Ukrainian President Volodymyr Zelensky’s administration indeed announced the banning of the operations of 11 political parties via presidential decree in March 2022. Kyiv identified the outlawed parties as sympathetic to the invading Putin regime. The vast majority of the parties were overtly Marxist vehicles. The 11 parties include:
- Opposition Platform — For Life
- Left Opposition
- Progressive Socialist Party of Ukraine
- Socialist Party of Ukraine
- Socialists
- Union of Left Forces
- Party of Shariy
- Opposition Bloc
- Ours
- State
- Volodymyr Saldo Bloc
The Opposition Platform – For Life was the largest opposition party challenging Zelensky’s Servant of the People party, the latter named after the sitcom Zelensky starred in before being elected president in 2019.
“The National Security and Defence Council decided, given the full-scale war unleashed by Russia and the political ties that a number of political structures have with this state, to suspend any activity of a number of political parties for the period of martial law,” Zelensky said in an address outlawing the parties in March 2022. The parties would presumably be allowed to continue operations after martial law is lifted.

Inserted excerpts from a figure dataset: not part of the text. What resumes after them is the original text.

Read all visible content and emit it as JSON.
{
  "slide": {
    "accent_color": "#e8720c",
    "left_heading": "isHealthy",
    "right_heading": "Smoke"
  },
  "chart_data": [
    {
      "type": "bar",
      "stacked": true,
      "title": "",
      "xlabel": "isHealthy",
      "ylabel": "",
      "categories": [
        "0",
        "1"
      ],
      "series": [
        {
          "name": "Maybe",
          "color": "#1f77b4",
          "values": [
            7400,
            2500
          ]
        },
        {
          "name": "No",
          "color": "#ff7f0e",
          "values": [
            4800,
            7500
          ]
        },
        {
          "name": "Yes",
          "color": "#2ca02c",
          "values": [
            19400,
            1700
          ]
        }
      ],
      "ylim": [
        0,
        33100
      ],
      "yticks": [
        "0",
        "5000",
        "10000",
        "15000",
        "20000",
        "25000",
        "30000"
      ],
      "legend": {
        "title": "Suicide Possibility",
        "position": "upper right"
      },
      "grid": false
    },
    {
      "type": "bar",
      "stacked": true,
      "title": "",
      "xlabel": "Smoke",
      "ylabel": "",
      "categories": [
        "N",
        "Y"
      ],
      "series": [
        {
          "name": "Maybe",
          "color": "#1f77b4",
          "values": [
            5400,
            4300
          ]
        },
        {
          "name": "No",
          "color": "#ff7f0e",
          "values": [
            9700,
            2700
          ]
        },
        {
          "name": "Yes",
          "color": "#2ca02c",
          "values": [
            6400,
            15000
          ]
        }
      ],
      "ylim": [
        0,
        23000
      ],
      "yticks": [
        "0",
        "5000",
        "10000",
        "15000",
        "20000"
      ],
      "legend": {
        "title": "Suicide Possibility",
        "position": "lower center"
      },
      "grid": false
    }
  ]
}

Former Russian President Dmitry Medvedev, a Putin loyalist and often one of the most belligerent political voices in the Russian public sphere, mocked Zelensky following the announcement.
“The most democratic president of modern Ukraine has taken another step towards the Western ideals of democracy,” Medvedev wrote in a social media message. “By decision of the Council for National Defence and Security, he completely banned any activity of opposition parties in Ukraine. They are not needed! Well done! Keep it up.”
In the debate on Wednesday, Ramaswamy’s assertion regarding the banning of the parties prompted several other candidates to shout over him. Ramaswamy responded to his rivals — most prominently former South Carolina Gov. Nikki Haley and former Vice President Mike Pence — by arguing, “China is the real enemy, and we’re driving Russia further into China’s arms.”
Ramaswamy also entered into evidence against supporting Zelensky’s standing ovation to a nonagenarian former Nazi soldier in Canada’s parliament last week: “This is a country whose president just last week was hailing a Nazi.”
The second Republican presidential primary debate aired jointly on Fox Business and Univisión and took place at the Ronald Reagan Presidential Foundation & Institute.